I have recently been starting to work on counting problems, and currently, I am working on this one, but cannot figure it out:

How many positive integers less than 201 are multiples of 4 but not multiples of 10?

I was also wondering if there was a specific formula for this type of problem, so I can fully understand it in the future. Any help would be appreciated, and thanks in advance

Answer 1

Well Let $A = $ the number of positive multiples of $4$ that are less than $201$.

One out of ever $4$ is a multiple of $4$ there are $200$ positive integers less than $201$ (they are $1,2,3,......, 200$ so there are $\frac {200}{4} = 50$ that are multiples of $4$. $A = 50$.

Suppose $n$ is both a multiple of $4$ and of $10$ what can we say about $n$?

If an number is a multiple of $4$ and $10$ then it is a multiple of $\operatorname{lcm}(4,10)=\operatorname{lcm}(2^2, 2\times 5)=2^2\times 5=20$.

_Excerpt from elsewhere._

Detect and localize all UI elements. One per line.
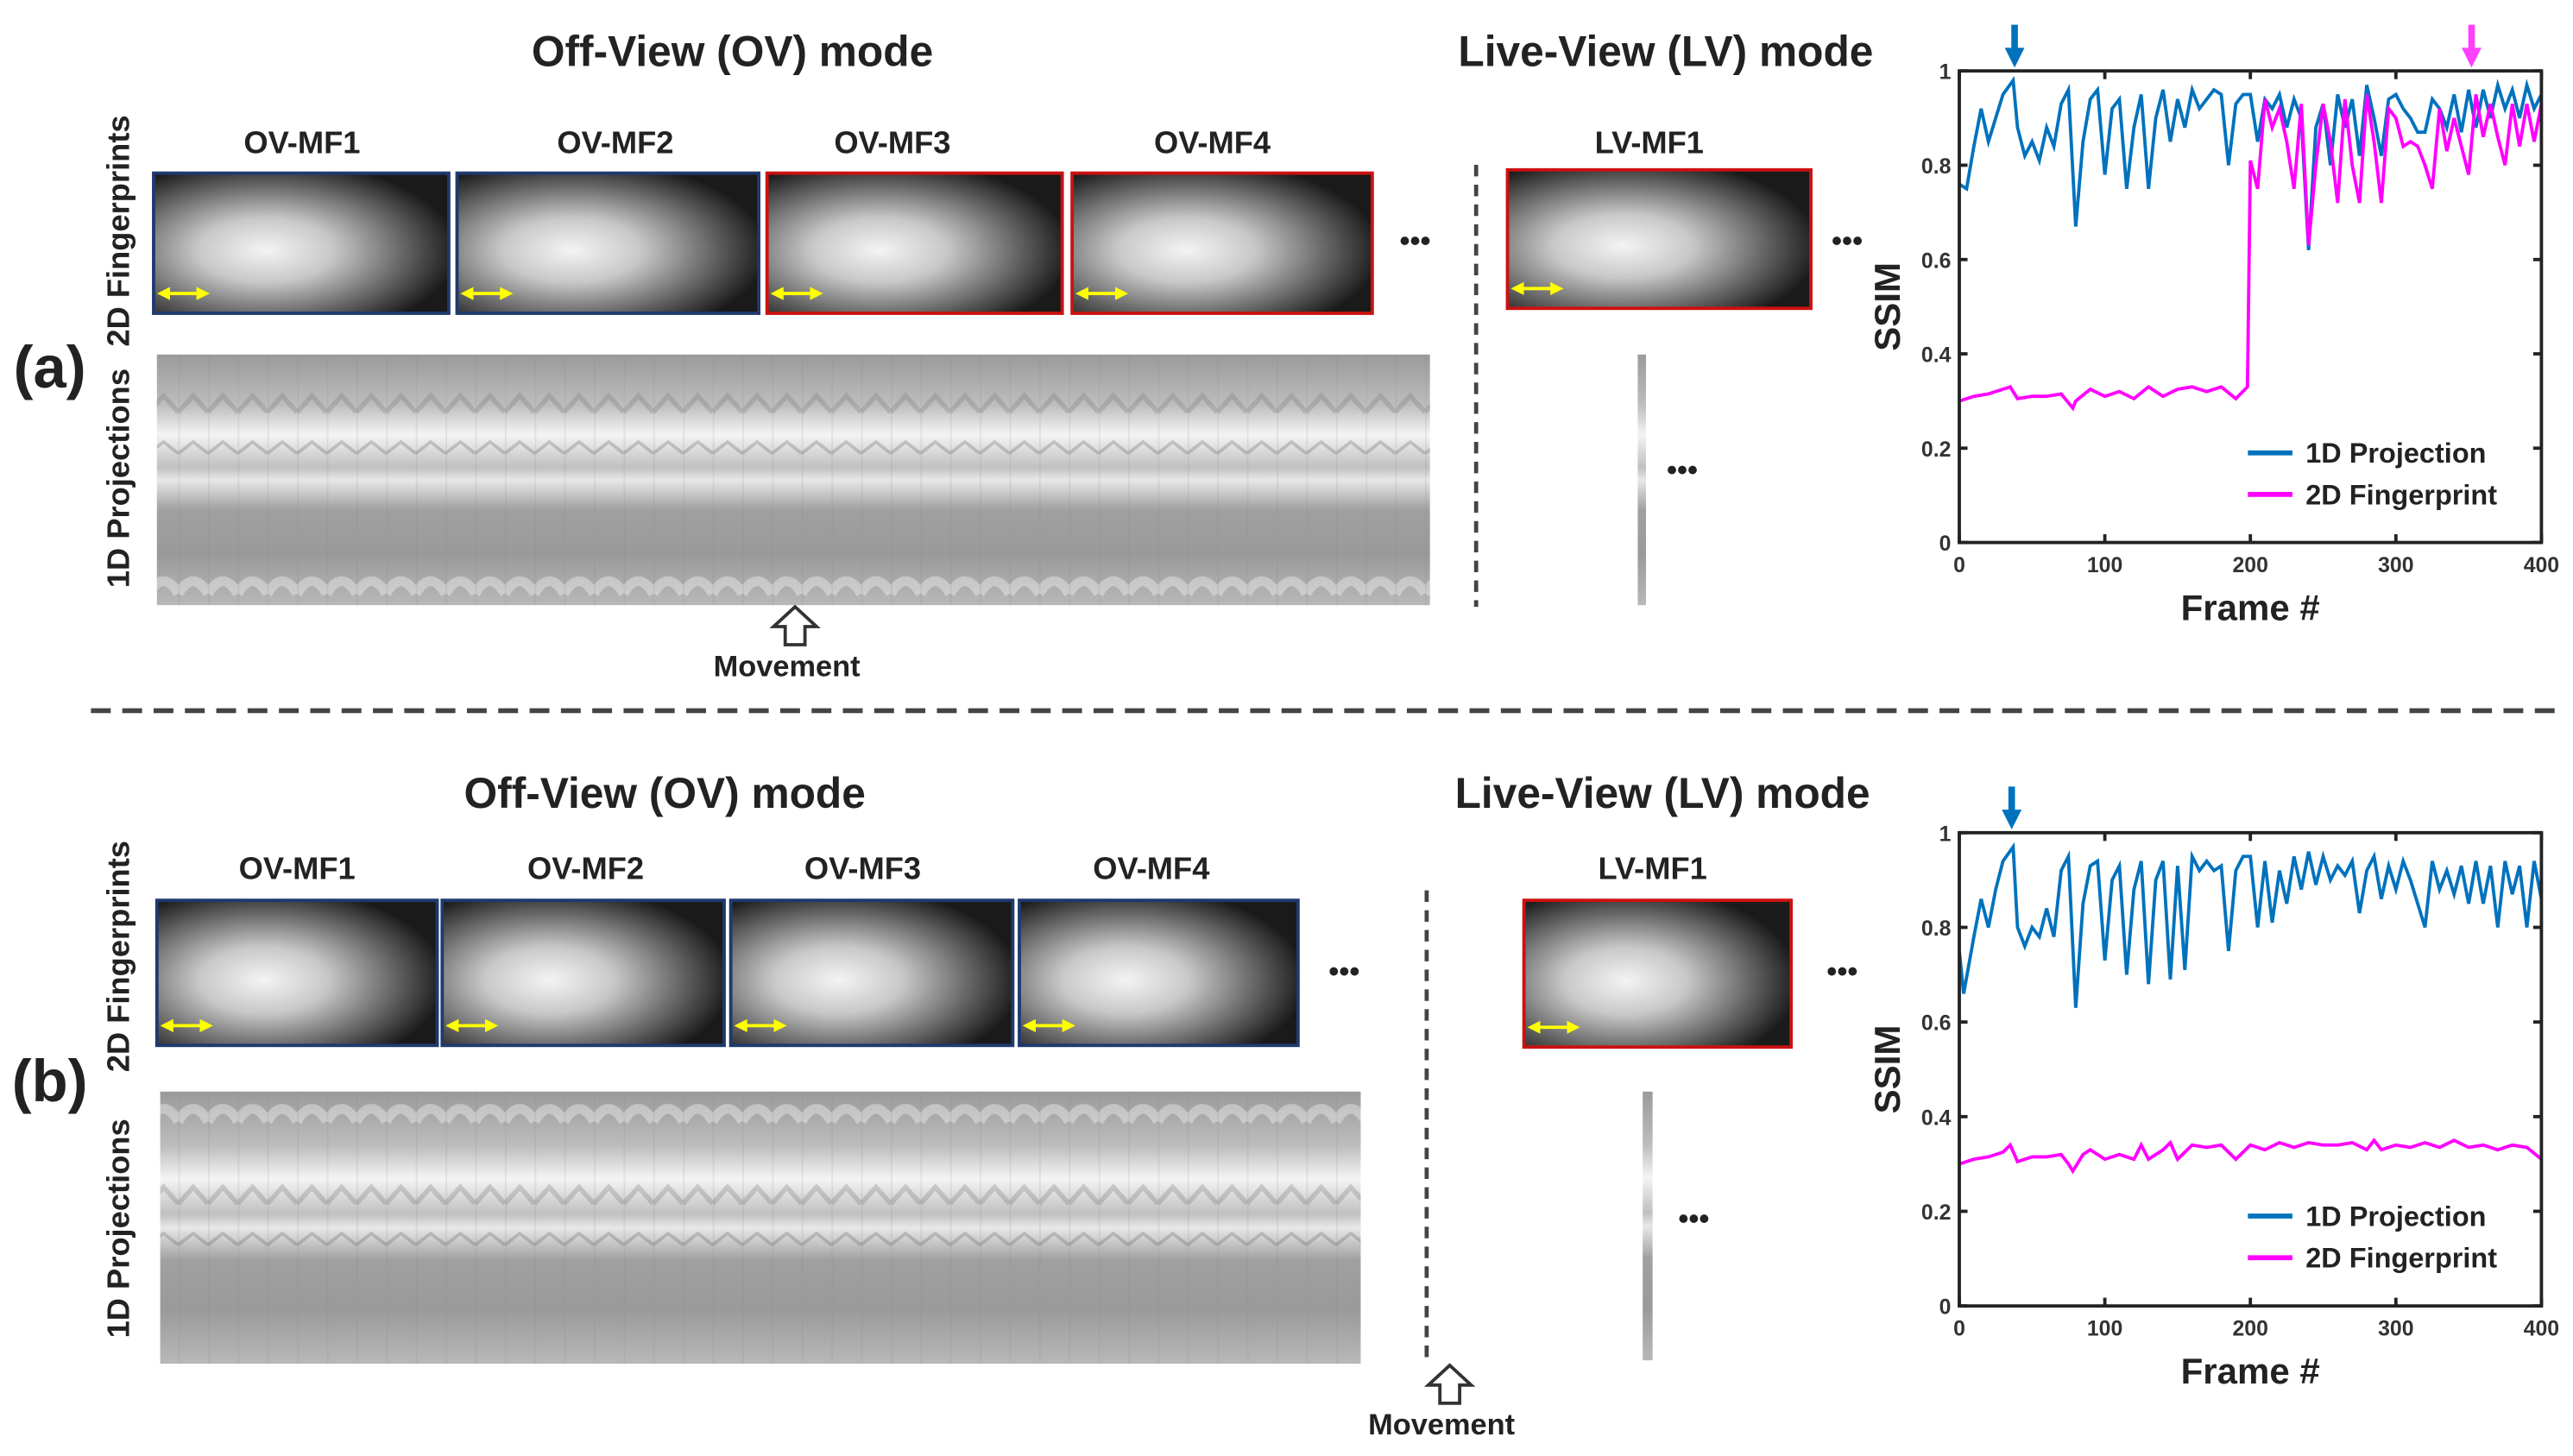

Let $B$ be the number of integers that can be the thing in the hint above, that is a multiple of both $4$ and $10$.

Every $20$ numbers is a multiple of $20$. so there are $\frac {200}{20} = 10$ multiples of $20$. So $B=10$.

Then the number of multiples of $4$ that aren't multiples of $10$ will be all the mulitples of $4$ less the multiples of $4$ that are multipls of $10$ so that number is $A-B$.

So your answer is $A-B$.

$A-B = 50 -10 = 40$.

Answer 2

You could split this into two successive questions:

1. How many positive integers below $201$ are multiples of $4$?
2. How many of those numbers are multiples of $10$?

The first part is fairly easy - they are the numbers $\{4,8,12,16,20,24,\ldots, 196,200\}$.

Now also eliminating those divisible by $10$ is straightforward; the set to remove will look like $\{20,\ldots,200\}$

Hopefully you can work out the size of both these sets to answer the question.

With a little thought, this should also give you a method of calculating the answer in other questions of this sort. It's worth double-checking the end-points of the included/excluded numbers.